Reviewed by Jim McCarthy
The 44-year-old Rhodes became President Obama’s deputy national security adviser in 2009 following a stint as the candidate’s speechwriter beginning in 2007. Presently, he appears regularly as an MSNBC commentator and hosts a podcast entitled Pod Save America.
After the Fall is not a mere apologia for the foreign policies of 2008-2016 but a retrospective and prospective view of an insider’s observations about the development of political movements abroad and at home. As valuable as the views are, they are, for the most part, personal. At the same time, the author is a seasoned narrator and chronicler of events.
Accompanying President Obama on a number of travels abroad provided Rhodes with firsthand information concerning the views of foreign leaders and the political environments in which they functioned. The book is a post-presidential update or chronicle on those initial experiences and an invaluable and informative collection of viewpoints for the reader to absorb.
Following his service in Washington, Rhodes embarked upon a personal world tour to inquire about the changes and dynamics of the globe’s politics as affected by the United States. Hence, the subtitle of this book is Being American in the World We’ve Made, defining the prism through which his narrative is written. It can be said that this is the genius of the book’s thesis, a view not often presented.

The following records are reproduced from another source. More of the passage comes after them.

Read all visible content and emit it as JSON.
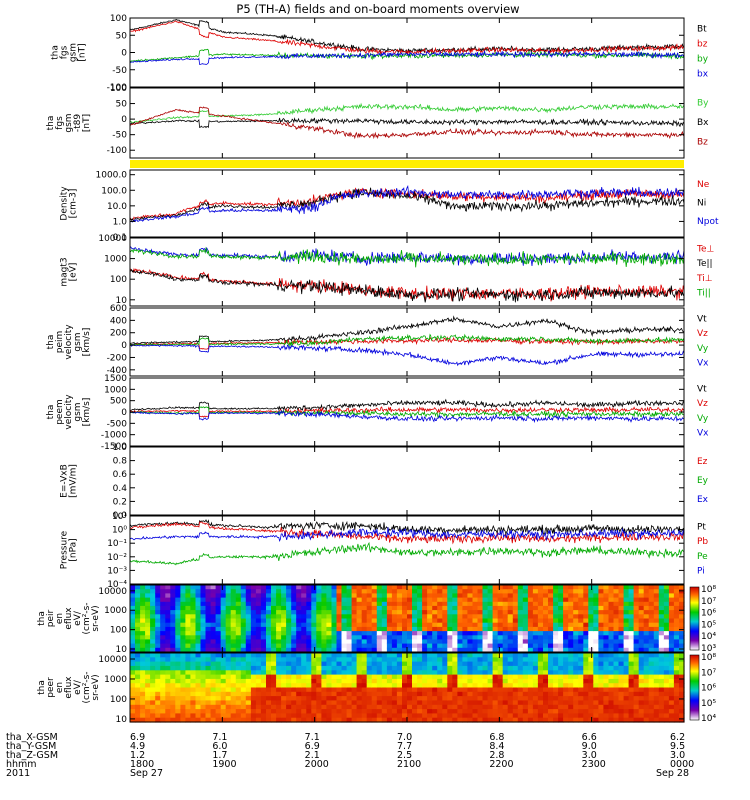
{
  "title": "P5 (TH-A) fields and on-board moments overview",
  "panels": [
    {
      "id": "fgs",
      "ylabel": [
        "tha",
        "fgs",
        "gsm",
        "[nT]"
      ],
      "ticks": [
        "100",
        "50",
        "0",
        "-50",
        "-100"
      ],
      "tick_vals": [
        100,
        50,
        0,
        -50,
        -100
      ],
      "ylim": [
        -100,
        100
      ],
      "scale": "linear",
      "legend": [
        {
          "label": "Bt",
          "color": "#000000"
        },
        {
          "label": "bz",
          "color": "#dd0000"
        },
        {
          "label": "by",
          "color": "#00aa00"
        },
        {
          "label": "bx",
          "color": "#0000dd"
        }
      ]
    },
    {
      "id": "fgs_t89",
      "ylabel": [
        "tha",
        "fgs",
        "gsm",
        "-t89",
        "[nT]"
      ],
      "ticks": [
        "100",
        "50",
        "0",
        "-50",
        "-100"
      ],
      "tick_vals": [
        100,
        50,
        0,
        -50,
        -100
      ],
      "ylim": [
        -125,
        100
      ],
      "scale": "linear",
      "legend": [
        {
          "label": "By",
          "color": "#33cc33"
        },
        {
          "label": "Bx",
          "color": "#000000"
        },
        {
          "label": "Bz",
          "color": "#aa0000"
        }
      ]
    },
    {
      "id": "density",
      "ylabel": [
        "Density",
        "[cm-3]"
      ],
      "ticks": [
        "1000.0",
        "100.0",
        "10.0",
        "1.0",
        "0.1"
      ],
      "tick_vals": [
        1000,
        100,
        10,
        1,
        0.1
      ],
      "ylim": [
        0.1,
        2000
      ],
      "scale": "log",
      "legend": [
        {
          "label": "Ne",
          "color": "#dd0000"
        },
        {
          "label": "Ni",
          "color": "#000000"
        },
        {
          "label": "Npot",
          "color": "#0000dd"
        }
      ]
    },
    {
      "id": "temp",
      "ylabel": [
        "magt3",
        "[eV]"
      ],
      "ticks": [
        "10000",
        "1000",
        "100",
        "10"
      ],
      "tick_vals": [
        10000,
        1000,
        100,
        10
      ],
      "ylim": [
        5,
        10000
      ],
      "scale": "log",
      "legend": [
        {
          "label": "Te⊥",
          "color": "#dd0000"
        },
        {
          "label": "Te||",
          "color": "#000000"
        },
        {
          "label": "Ti⊥",
          "color": "#dd0000"
        },
        {
          "label": "Ti||",
          "color": "#00aa00"
        }
      ]
    },
    {
      "id": "peim",
      "ylabel": [
        "tha",
        "peim",
        "velocity",
        "gsm",
        "[km/s]"
      ],
      "ticks": [
        "600",
        "400",
        "200",
        "0",
        "-200",
        "-400"
      ],
      "tick_vals": [
        600,
        400,
        200,
        0,
        -200,
        -400
      ],
      "ylim": [
        -500,
        600
      ],
      "scale": "linear",
      "legend": [
        {
          "label": "Vt",
          "color": "#000000"
        },
        {
          "label": "Vz",
          "color": "#dd0000"
        },
        {
          "label": "Vy",
          "color": "#00aa00"
        },
        {
          "label": "Vx",
          "color": "#0000dd"
        }
      ]
    },
    {
      "id": "peem",
      "ylabel": [
        "tha",
        "peem",
        "velocity",
        "gsm",
        "[km/s]"
      ],
      "ticks": [
        "1500",
        "1000",
        "500",
        "0",
        "-500",
        "-1000",
        "-1500"
      ],
      "tick_vals": [
        1500,
        1000,
        500,
        0,
        -500,
        -1000,
        -1500
      ],
      "ylim": [
        -1500,
        1500
      ],
      "scale": "linear",
      "legend": [
        {
          "label": "Vt",
          "color": "#000000"
        },
        {
          "label": "Vz",
          "color": "#dd0000"
        },
        {
          "label": "Vy",
          "color": "#00aa00"
        },
        {
          "label": "Vx",
          "color": "#0000dd"
        }
      ]
    },
    {
      "id": "efield",
      "ylabel": [
        "E=-VxB",
        "[mV/m]"
      ],
      "ticks": [
        "1.0",
        "0.8",
        "0.6",
        "0.4",
        "0.2",
        "0.0"
      ],
      "tick_vals": [
        1,
        0.8,
        0.6,
        0.4,
        0.2,
        0
      ],
      "ylim": [
        0,
        1
      ],
      "scale": "linear",
      "legend": [
        {
          "label": "Ez",
          "color": "#dd0000"
        },
        {
          "label": "Ey",
          "color": "#00aa00"
        },
        {
          "label": "Ex",
          "color": "#0000dd"
        }
      ]
    },
    {
      "id": "pressure",
      "ylabel": [
        "Pressure",
        "[nPa]"
      ],
      "ticks": [
        "10¹",
        "10⁰",
        "10⁻¹",
        "10⁻²",
        "10⁻³",
        "10⁻⁴"
      ],
      "tick_vals": [
        10,
        1,
        0.1,
        0.01,
        0.001,
        0.0001
      ],
      "ylim": [
        0.0001,
        10
      ],
      "scale": "log",
      "legend": [
        {
          "label": "Pt",
          "color": "#000000"
        },
        {
          "label": "Pb",
          "color": "#dd0000"
        },
        {
          "label": "Pe",
          "color": "#00aa00"
        },
        {
          "label": "Pi",
          "color": "#0000dd"
        }
      ]
    },
    {
      "id": "peir",
      "ylabel": [
        "tha",
        "peir",
        "en",
        "eflux",
        "eV/",
        "(cm²-s-",
        "sr-eV)"
      ],
      "ticks": [
        "10000",
        "1000",
        "100",
        "10"
      ],
      "tick_vals": [
        10000,
        1000,
        100,
        10
      ],
      "ylim": [
        7,
        20000
      ],
      "scale": "log",
      "colorbar": [
        "10⁸",
        "10⁷",
        "10⁶",
        "10⁵",
        "10⁴",
        "10³"
      ]
    },
    {
      "id": "peer",
      "ylabel": [
        "tha",
        "peer",
        "en",
        "eflux",
        "eV/",
        "(cm²-s-",
        "sr-eV)"
      ],
      "ticks": [
        "10000",
        "1000",
        "100",
        "10"
      ],
      "tick_vals": [
        10000,
        1000,
        100,
        10
      ],
      "ylim": [
        7,
        20000
      ],
      "scale": "log",
      "colorbar": [
        "10⁸",
        "10⁷",
        "10⁶",
        "10⁵",
        "10⁴"
      ]
    }
  ],
  "ephemeris": {
    "labels": [
      "tha_X-GSM",
      "tha_Y-GSM",
      "tha_Z-GSM",
      "hhmm",
      "2011"
    ],
    "columns": [
      {
        "x": "6.9",
        "y": "4.9",
        "z": "1.2",
        "hhmm": "1800",
        "date": "Sep 27"
      },
      {
        "x": "7.1",
        "y": "6.0",
        "z": "1.7",
        "hhmm": "1900",
        "date": ""
      },
      {
        "x": "7.1",
        "y": "6.9",
        "z": "2.1",
        "hhmm": "2000",
        "date": ""
      },
      {
        "x": "7.0",
        "y": "7.7",
        "z": "2.5",
        "hhmm": "2100",
        "date": ""
      },
      {
        "x": "6.8",
        "y": "8.4",
        "z": "2.8",
        "hhmm": "2200",
        "date": ""
      },
      {
        "x": "6.6",
        "y": "9.0",
        "z": "3.0",
        "hhmm": "2300",
        "date": ""
      },
      {
        "x": "6.2",
        "y": "9.5",
        "z": "3.0",
        "hhmm": "0000",
        "date": "Sep 28"
      }
    ]
  },
  "chart_data": {
    "type": "line",
    "title": "P5 (TH-A) fields and on-board moments overview",
    "x_range": [
      "2011-09-27 18:00",
      "2011-09-28 00:00"
    ],
    "x_ticks": [
      "1800",
      "1900",
      "2000",
      "2100",
      "2200",
      "2300",
      "0000"
    ],
    "x_hours": [
      0,
      0.5,
      1,
      1.5,
      2,
      2.5,
      3,
      3.5,
      4,
      4.5,
      5,
      5.5,
      6
    ],
    "panels": [
      {
        "name": "tha fgs gsm [nT]",
        "series": [
          {
            "name": "Bt",
            "values": [
              65,
              95,
              60,
              50,
              30,
              10,
              5,
              8,
              10,
              8,
              10,
              15,
              18
            ]
          },
          {
            "name": "bz",
            "values": [
              60,
              90,
              45,
              35,
              20,
              5,
              2,
              5,
              8,
              5,
              8,
              12,
              15
            ]
          },
          {
            "name": "by",
            "values": [
              -25,
              -15,
              -5,
              -8,
              -10,
              -10,
              -10,
              -8,
              -6,
              -6,
              -8,
              -8,
              -10
            ]
          },
          {
            "name": "bx",
            "values": [
              -28,
              -20,
              -15,
              -12,
              -10,
              -8,
              -5,
              -6,
              -6,
              -5,
              -5,
              -6,
              -8
            ]
          }
        ]
      },
      {
        "name": "tha fgs gsm-t89 [nT]",
        "series": [
          {
            "name": "By",
            "values": [
              -10,
              5,
              10,
              15,
              30,
              40,
              40,
              30,
              35,
              30,
              40,
              40,
              40
            ]
          },
          {
            "name": "Bx",
            "values": [
              -15,
              -5,
              -8,
              -5,
              -5,
              -5,
              -10,
              -10,
              -8,
              -10,
              -10,
              -12,
              -15
            ]
          },
          {
            "name": "Bz",
            "values": [
              -20,
              30,
              10,
              -10,
              -30,
              -55,
              -50,
              -40,
              -45,
              -40,
              -50,
              -50,
              -50
            ]
          }
        ]
      },
      {
        "name": "Density [cm-3]",
        "series": [
          {
            "name": "Ne",
            "values": [
              1.5,
              3,
              15,
              12,
              20,
              80,
              60,
              40,
              40,
              30,
              50,
              60,
              50
            ]
          },
          {
            "name": "Ni",
            "values": [
              1.2,
              2.5,
              10,
              8,
              15,
              70,
              40,
              8,
              10,
              10,
              15,
              20,
              20
            ]
          },
          {
            "name": "Npot",
            "values": [
              1,
              2,
              5,
              5,
              8,
              60,
              80,
              50,
              50,
              60,
              70,
              70,
              60
            ]
          }
        ]
      },
      {
        "name": "magt3 [eV]",
        "series": [
          {
            "name": "Te⊥",
            "values": [
              300,
              120,
              80,
              60,
              50,
              30,
              20,
              20,
              20,
              20,
              25,
              25,
              25
            ]
          },
          {
            "name": "Te||",
            "values": [
              250,
              100,
              70,
              55,
              45,
              28,
              18,
              18,
              18,
              18,
              22,
              22,
              22
            ]
          },
          {
            "name": "Ti⊥",
            "values": [
              3000,
              1500,
              1500,
              1200,
              1500,
              1000,
              1200,
              1000,
              1000,
              1000,
              1200,
              1200,
              1200
            ]
          },
          {
            "name": "Ti||",
            "values": [
              2500,
              1300,
              1300,
              1100,
              1300,
              900,
              1000,
              900,
              900,
              900,
              1000,
              1000,
              1000
            ]
          }
        ]
      },
      {
        "name": "tha peim velocity gsm [km/s]",
        "series": [
          {
            "name": "Vt",
            "values": [
              30,
              50,
              60,
              80,
              120,
              200,
              300,
              420,
              300,
              400,
              200,
              250,
              250
            ]
          },
          {
            "name": "Vz",
            "values": [
              10,
              20,
              30,
              40,
              50,
              60,
              70,
              80,
              70,
              60,
              50,
              60,
              60
            ]
          },
          {
            "name": "Vy",
            "values": [
              5,
              10,
              15,
              20,
              30,
              100,
              120,
              120,
              100,
              100,
              60,
              80,
              80
            ]
          },
          {
            "name": "Vx",
            "values": [
              -5,
              -10,
              -20,
              -30,
              -50,
              -80,
              -150,
              -300,
              -200,
              -300,
              -150,
              -150,
              -150
            ]
          }
        ]
      },
      {
        "name": "tha peem velocity gsm [km/s]",
        "series": [
          {
            "name": "Vt",
            "values": [
              100,
              200,
              150,
              150,
              200,
              300,
              400,
              400,
              300,
              400,
              300,
              400,
              400
            ]
          },
          {
            "name": "Vz",
            "values": [
              20,
              50,
              30,
              30,
              50,
              80,
              100,
              100,
              80,
              100,
              80,
              100,
              100
            ]
          },
          {
            "name": "Vy",
            "values": [
              0,
              -50,
              -20,
              -20,
              -30,
              -50,
              -100,
              -100,
              -80,
              -100,
              -80,
              -100,
              -100
            ]
          },
          {
            "name": "Vx",
            "values": [
              -20,
              -80,
              -50,
              -50,
              -100,
              -200,
              -300,
              -300,
              -250,
              -300,
              -250,
              -300,
              -300
            ]
          }
        ]
      },
      {
        "name": "E=-VxB [mV/m]",
        "series": [
          {
            "name": "Ez",
            "values": []
          },
          {
            "name": "Ey",
            "values": []
          },
          {
            "name": "Ex",
            "values": []
          }
        ]
      },
      {
        "name": "Pressure [nPa]",
        "series": [
          {
            "name": "Pt",
            "values": [
              2,
              3,
              2,
              1.5,
              2,
              2,
              1,
              1,
              1,
              1,
              1.2,
              1,
              1
            ]
          },
          {
            "name": "Pb",
            "values": [
              1.5,
              2.5,
              1.2,
              0.8,
              0.5,
              0.3,
              0.2,
              0.2,
              0.25,
              0.2,
              0.25,
              0.3,
              0.3
            ]
          },
          {
            "name": "Pe",
            "values": [
              0.005,
              0.003,
              0.01,
              0.01,
              0.02,
              0.05,
              0.02,
              0.02,
              0.03,
              0.02,
              0.03,
              0.02,
              0.02
            ]
          },
          {
            "name": "Pi",
            "values": [
              0.2,
              0.3,
              0.3,
              0.3,
              0.4,
              0.6,
              0.6,
              0.4,
              0.5,
              0.4,
              0.5,
              0.5,
              0.5
            ]
          }
        ]
      }
    ],
    "spectrograms": [
      {
        "name": "tha peir en eflux",
        "type": "heatmap",
        "ylim": [
          7,
          20000
        ],
        "colorbar": [
          "10³",
          "10⁸"
        ]
      },
      {
        "name": "tha peer en eflux",
        "type": "heatmap",
        "ylim": [
          7,
          20000
        ],
        "colorbar": [
          "10⁴",
          "10⁸"
        ]
      }
    ]
  }
}
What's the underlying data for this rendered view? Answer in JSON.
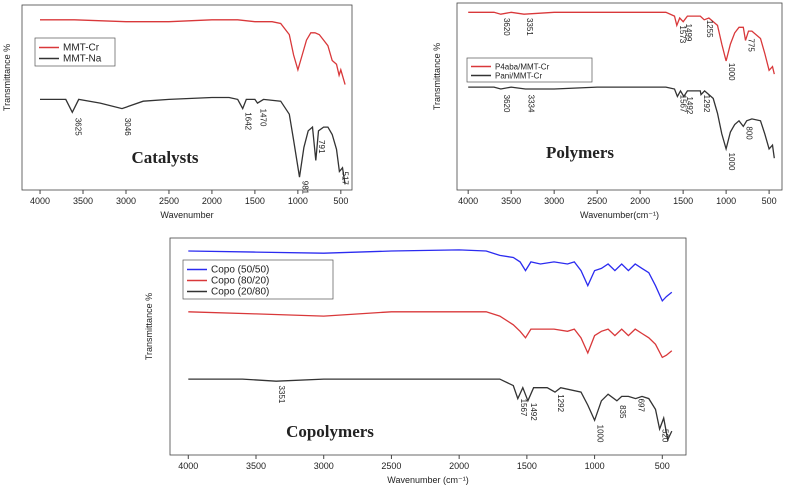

After the Fall is not a mere apologia for the foreign policies of 2008-2016 but a retrospective and prospective view of an insider’s observations about the development of political movements abroad and at home.
The opening section discourses on a definition of America and Americanism and its station among the nations of the world. Having set such criteria, Rhodes proceeds to meet with individuals in a number of European nations who were challenging the increasingly nationalist tendencies and sympathies of their home states. The dialogue with nationalist challengers and the means utilized by nationalist advocates and leaders complements that of the United States’ experience. This is a sobering insight.
Discussing the success of Vladimir Putin, Rhodes observes a mastery of social media in the rise of authoritarianism:
This ability to manipulate and mobilize the national psyche while keeping the stakes relatively low represented a breakthrough for Putin, making easy use of American unregulated and sensationalizing social media networks.
The ubiquity of tools to control or mold political developments is a pattern in the hands of nationalists merging culture and politics for desired results, often to sow discord among competing interests.
Subsequently, in his travels to Singapore and Hong Kong, Rhodes interviews activists opposed to the branding of populations by way of the Chinese Communist Party’s determination to create a world power capable of governing billions of people while generating a goliath of economic sway. The echoes of European authoritarians rang in the Far East although some strategies differed.
While it may be difficult to assign superlatives to After the Fall, a reader with interests in foreign policy and world politics will be pleased with this volume. Rhodes has made a valuable contribution, setting a place for the American view in contrast to its global competitors and allies – who are, on occasion, the same. Ben Rhodes has created an easily readable roadmap to understand the routes nations may take to make their mark on the rest of the world.